By Vanessa Orr

Now that cannabinoids, both psychoactive (THC) and non-psychoactive (CBD, CBG,THCA,CBN, etc.), have been made available to seniors with certain medical conditions, studies have shown that it can help to manage issues related to aging including chronic arthritic pain, anxiety and insomnia. And while the hope is that it can someday be used to help those diagnosed with Alzheimer’s disease and other dementia, not enough research has been done in the United States to verify its use for dementia treatment.

“There have been studies that underscore the way that cannabinoids can help with agitation, anxiety and insomnia, all of which can accompany dementia, and there is also observational data showing that cannabinoids help, but randomized prospective controlled trials have not been done,” explained Melanie K. Bone, MD, FACOG, director, Medical Cannabinoid Therapies, MorseLife Health System and clinical affiliate assistant professor, Charles E. Schmidt College of Medicine, Florida Atlantic University. “For some scientists, this is the gold standard to prove that it might work, and the rest is considered anecdotal.”

While there has been one US-based preclinical study in mice demonstrating that THC can reverse some of the decline related to dementia, it has not yet been proven in humans, according to Dr. Bone, who notes that in Israel, research about using cannabis for dementia is ongoing.

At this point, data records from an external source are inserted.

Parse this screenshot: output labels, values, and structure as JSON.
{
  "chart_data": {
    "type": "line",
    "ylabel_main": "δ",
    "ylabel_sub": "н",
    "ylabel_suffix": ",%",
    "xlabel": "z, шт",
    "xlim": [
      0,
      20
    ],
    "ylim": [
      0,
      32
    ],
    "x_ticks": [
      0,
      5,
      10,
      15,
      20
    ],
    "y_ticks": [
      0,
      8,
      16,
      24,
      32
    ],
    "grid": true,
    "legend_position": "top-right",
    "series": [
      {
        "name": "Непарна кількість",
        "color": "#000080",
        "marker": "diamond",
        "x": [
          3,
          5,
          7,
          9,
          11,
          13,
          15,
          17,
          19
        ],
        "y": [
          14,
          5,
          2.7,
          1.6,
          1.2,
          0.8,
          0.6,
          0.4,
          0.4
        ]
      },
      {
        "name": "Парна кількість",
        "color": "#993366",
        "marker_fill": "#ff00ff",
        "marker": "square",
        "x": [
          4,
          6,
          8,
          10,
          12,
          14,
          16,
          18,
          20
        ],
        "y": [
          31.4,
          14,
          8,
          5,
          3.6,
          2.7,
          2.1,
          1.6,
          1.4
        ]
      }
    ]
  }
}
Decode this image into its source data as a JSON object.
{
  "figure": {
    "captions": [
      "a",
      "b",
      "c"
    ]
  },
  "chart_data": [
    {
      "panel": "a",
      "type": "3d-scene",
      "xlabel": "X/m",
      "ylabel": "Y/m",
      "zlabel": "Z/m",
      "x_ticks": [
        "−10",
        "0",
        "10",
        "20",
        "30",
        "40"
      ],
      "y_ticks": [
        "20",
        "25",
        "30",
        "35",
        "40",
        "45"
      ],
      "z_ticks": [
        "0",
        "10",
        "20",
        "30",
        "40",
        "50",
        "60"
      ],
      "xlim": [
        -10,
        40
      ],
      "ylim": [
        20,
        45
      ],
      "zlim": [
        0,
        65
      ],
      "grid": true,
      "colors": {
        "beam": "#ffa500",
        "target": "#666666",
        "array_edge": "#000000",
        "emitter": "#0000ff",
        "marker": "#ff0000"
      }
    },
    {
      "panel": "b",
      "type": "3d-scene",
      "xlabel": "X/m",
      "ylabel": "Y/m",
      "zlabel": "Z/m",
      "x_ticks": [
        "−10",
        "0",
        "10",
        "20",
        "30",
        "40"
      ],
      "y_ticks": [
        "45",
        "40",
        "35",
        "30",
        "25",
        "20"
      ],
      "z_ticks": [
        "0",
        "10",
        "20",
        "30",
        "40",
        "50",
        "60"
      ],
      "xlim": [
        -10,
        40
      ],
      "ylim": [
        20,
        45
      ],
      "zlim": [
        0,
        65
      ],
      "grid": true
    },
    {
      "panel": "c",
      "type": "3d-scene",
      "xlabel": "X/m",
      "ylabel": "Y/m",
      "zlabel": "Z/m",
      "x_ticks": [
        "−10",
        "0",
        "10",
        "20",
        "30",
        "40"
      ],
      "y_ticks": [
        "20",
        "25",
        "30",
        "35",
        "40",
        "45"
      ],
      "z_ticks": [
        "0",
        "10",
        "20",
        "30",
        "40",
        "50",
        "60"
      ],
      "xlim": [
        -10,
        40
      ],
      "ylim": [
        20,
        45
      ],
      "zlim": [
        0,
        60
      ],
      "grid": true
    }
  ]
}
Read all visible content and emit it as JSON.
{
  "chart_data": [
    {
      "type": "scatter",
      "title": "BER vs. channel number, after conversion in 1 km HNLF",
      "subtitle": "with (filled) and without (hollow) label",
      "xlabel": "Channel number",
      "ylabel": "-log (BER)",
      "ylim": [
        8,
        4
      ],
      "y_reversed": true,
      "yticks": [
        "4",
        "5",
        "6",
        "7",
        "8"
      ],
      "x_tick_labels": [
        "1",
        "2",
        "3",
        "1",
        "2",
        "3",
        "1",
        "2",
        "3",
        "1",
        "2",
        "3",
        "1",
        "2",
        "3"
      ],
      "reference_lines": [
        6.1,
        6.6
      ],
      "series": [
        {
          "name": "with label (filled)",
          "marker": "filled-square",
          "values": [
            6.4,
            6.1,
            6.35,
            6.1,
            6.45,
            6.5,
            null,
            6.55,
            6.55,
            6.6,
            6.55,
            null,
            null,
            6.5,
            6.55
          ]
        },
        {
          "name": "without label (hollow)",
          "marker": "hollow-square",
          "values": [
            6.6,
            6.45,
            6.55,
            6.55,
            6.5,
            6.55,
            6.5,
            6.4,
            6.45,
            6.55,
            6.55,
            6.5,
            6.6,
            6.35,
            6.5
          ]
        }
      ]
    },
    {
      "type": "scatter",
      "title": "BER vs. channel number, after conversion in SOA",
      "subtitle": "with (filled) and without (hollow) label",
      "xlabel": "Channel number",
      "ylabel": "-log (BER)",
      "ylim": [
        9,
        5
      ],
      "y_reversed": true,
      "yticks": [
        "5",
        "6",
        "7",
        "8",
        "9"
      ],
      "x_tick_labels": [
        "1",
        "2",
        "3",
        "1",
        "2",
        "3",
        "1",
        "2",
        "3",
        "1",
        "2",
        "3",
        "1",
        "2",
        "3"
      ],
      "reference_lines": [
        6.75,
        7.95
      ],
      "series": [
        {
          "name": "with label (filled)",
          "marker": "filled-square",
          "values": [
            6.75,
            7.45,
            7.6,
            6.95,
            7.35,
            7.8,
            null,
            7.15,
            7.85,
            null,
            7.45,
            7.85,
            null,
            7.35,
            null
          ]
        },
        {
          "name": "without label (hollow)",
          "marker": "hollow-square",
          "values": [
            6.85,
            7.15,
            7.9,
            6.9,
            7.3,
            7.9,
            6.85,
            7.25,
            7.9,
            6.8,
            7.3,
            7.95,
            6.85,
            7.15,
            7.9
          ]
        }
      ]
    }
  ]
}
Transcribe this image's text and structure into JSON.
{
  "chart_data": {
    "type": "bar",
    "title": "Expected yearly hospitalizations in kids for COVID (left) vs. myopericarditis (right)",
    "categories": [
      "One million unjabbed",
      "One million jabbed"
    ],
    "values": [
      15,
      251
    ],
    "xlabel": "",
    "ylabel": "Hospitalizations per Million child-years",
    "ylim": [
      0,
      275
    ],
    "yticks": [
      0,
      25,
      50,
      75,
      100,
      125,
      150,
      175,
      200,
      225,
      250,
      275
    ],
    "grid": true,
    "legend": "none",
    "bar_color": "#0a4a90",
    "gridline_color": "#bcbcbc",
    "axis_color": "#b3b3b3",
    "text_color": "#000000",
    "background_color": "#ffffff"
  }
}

She adds that until 2021, all cannabis used for studies in the U.S. had to be obtained from one source, the University of Mississippi, and though the DEA now permits approved private growers to supply products to facilitate studies, institutional review boards (IRBs) have to approve all human studies looking at safety parameters.

“I had such a study, but the IRB raised legitimate concerns about dizziness and falls since the study was going to be on a locked memory care unit where falls already happen with more frequency than elsewhere, and it would be difficult with a small study to determine if the intervention caused more falls,” said Dr. Bone. “Additionally, the patients were unable to provide informed consent so it was up to the families who may or may not have wanted their loved ones to participate.”

Though Dr. Bone’s study was finally approved, the number of patients available to take part in the study has decreased during the interim, making the number of patients she was going to study too few to make any substantive conclusions.

As the director of medical cannabinoid therapies at MorseLife Health System, Dr. Bone continues her research into the use of cannabis for residents and those using the health system for palliative and hospice care and affiliated therapies. MorseLife is the only senior care provider authorized by the state of Florida to offer cannabis-based therapies in a variety of care settings as part of a pilot program.

Those using THC-containing products at MorseLife must have a medical marijuana card, order and pay for it themselves and self-administer the product. Those who use CBD only can have it administered with their regular medications, provided that Dr. Bone writes the orders and follows their progress.

“At MorseLife, we have had the same success that is typical for cannabis use by patients in my private practice and elsewhere—it seems to help people about 70 percent of the time,” said Dr. Bone. “The rest stop for a few reasons: either it is not working well enough, it is too hard to navigate the system or the expense is too much.

“We could make it better if we figured out a way to mainstream cannabis and get it covered by insurance,” she added. At this time, no federal funds will cover resources associated with cannabis-based therapies including those for medical marijuana patients.

Dr. Bone notes that after doing this type of work since 2016, while not all patients with dementia have an overwhelmingly positive change with cannabinoids, there is little to no downside to trying it.

“There may be rare gastrointestinal upset, and in some cases, patients have had difficulty with swallowing or chewing the products which has led to the need to stop, but the underlying ailment did not get worse,” she said.

Dr. Bone adds that senior patients do need a lot of guidance to get to efficacy without side effects, and sometimes become frustrated when the first recommendation is not the perfect one.

“Because their metabolism is changing and they are often on many other medications, it is imperative to take the time to try to determine possible drug-drug interactions and risk of dizziness, falling, and impaired perception, especially if they are dosing themselves,” she said.

“Usually, the older the patient, the more challenging it can be to initiate a new intervention, including cannabis. In addition, if there is age-related cognitive impairment, it can add to the challenge,” she continued. “But many seniors are still sharp and do very well with cannabis.”